Hutchison also has shown that he has the ability to be successful. From 2010 through 2012, Hutchison dominated the minor leagues, with ERAs of 2.49 (2010), 2.53 (2011), and 2.11 (2012) before his call up at the end of 2012. He posted high strikeout rates and low walk rates in each season as well. And in his first half-season in the bigs, he didn’t pitch terribly, posting the always-tough 4.60 ERA in a tough AL East. But since that point, Hutchison has fallen off, at least in terms of results, but I’m still intrigued. He still posts high strikeout rates and low walks rates at the major league level, and he’s still young. Unfortunately, he doesn’t better the team this season, but should be a quality back-end of the rotation pitcher for the Pirates next season, with the ability to be much more than that. The acquisition of Hutchison was a move made with an eye on the long-term, not the short-term. Was he worth two top-ten prospects like Huntington claims he was? I find that hard to believe.

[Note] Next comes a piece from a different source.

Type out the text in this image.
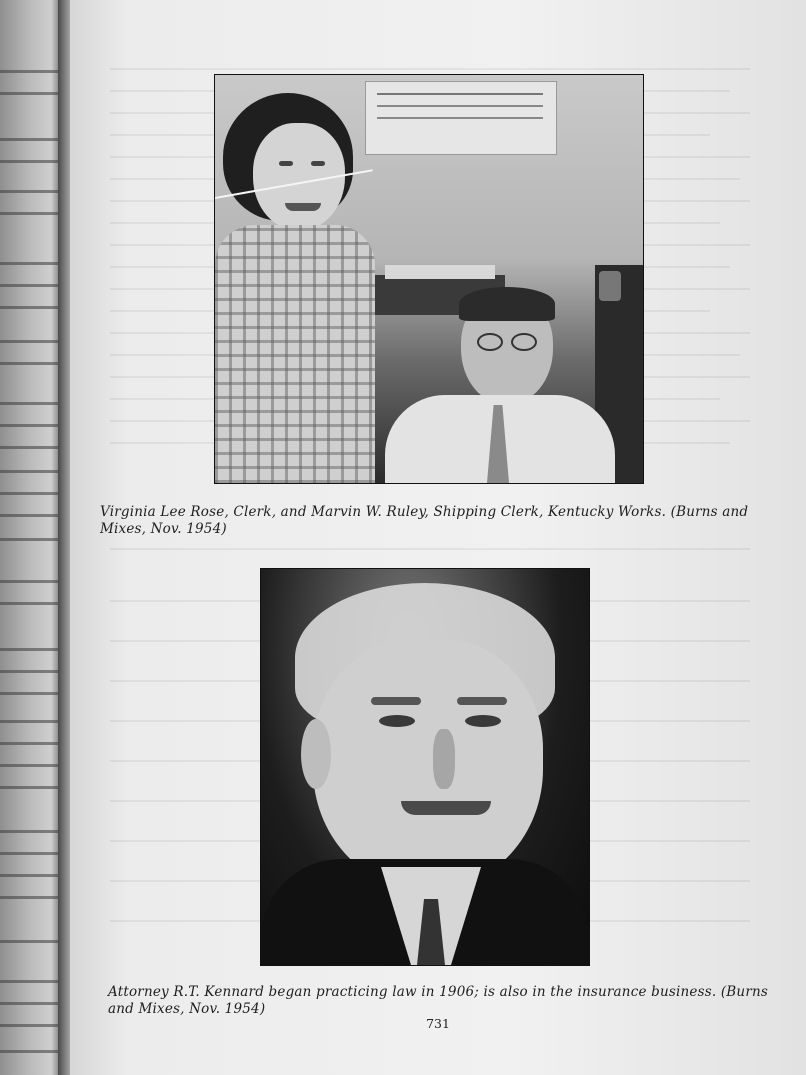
Virginia Lee Rose, Clerk, and Marvin W. Ruley, Shipping Clerk, Kentucky Works. (Burns and Mixes, Nov. 1954)
Attorney R.T. Kennard began practicing law in 1906; is also in the insurance business. (Burns and Mixes, Nov. 1954)
731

The last piece of this deal was salary relief for the Pirates, both for the remainder of this season and next. I don’t see the money saved this season being used to benefit the team much, but $13 million saved next year could prove valuable. Unfortunately, the free agent starting pitching market isn’t pretty this off-season, so it will be interesting to see how that money is used. Maybe it goes to an extension for a current player (Gerrit Cole perhaps? Unlikely, I know), or maybe the Pirates target one quality starting pitcher in free agency. I could see an Opening Day rotation next season of Gerrit Cole, Jameson Taillon, Tyler Glasnow, Drew Hutchison, and an external addition being a high-upside rotation with the potential for greatness, and the Pirates would have Chad Kuhl and Steven Brault as depth options. Then again, we have to see this money spent first to believe it.
It’s easy to find the reasoning behind this deal: the Pirates wanted to save money on Francisco Liriano for next season so they can spend it this off-season, they wanted to add a back-end starter that was under control in the future, and they could deal prospects that they didn’t see as having a future with the big league team. But just because you can rationalize a deal doesn’t mean it was a good one. I think there were other ways to get rid of Liriano’s salary, including letting him finish the year and hoping he rebounds, or waiting until the off-season to trade him when the starting pitching market is barren. I would have also been okay with just Ivan Nova as the only starting pitcher addition at the deadline. I just think this deal wasn’t the only one possible for Neal Huntington, and that he was forced to make a crazy deal because he wanted to shed salary before this deadline. A wait-and-see approach could have accomplished shedding the salary while making a much more reasonable deal. Then again, only time will tell how this deal as a whole will play out.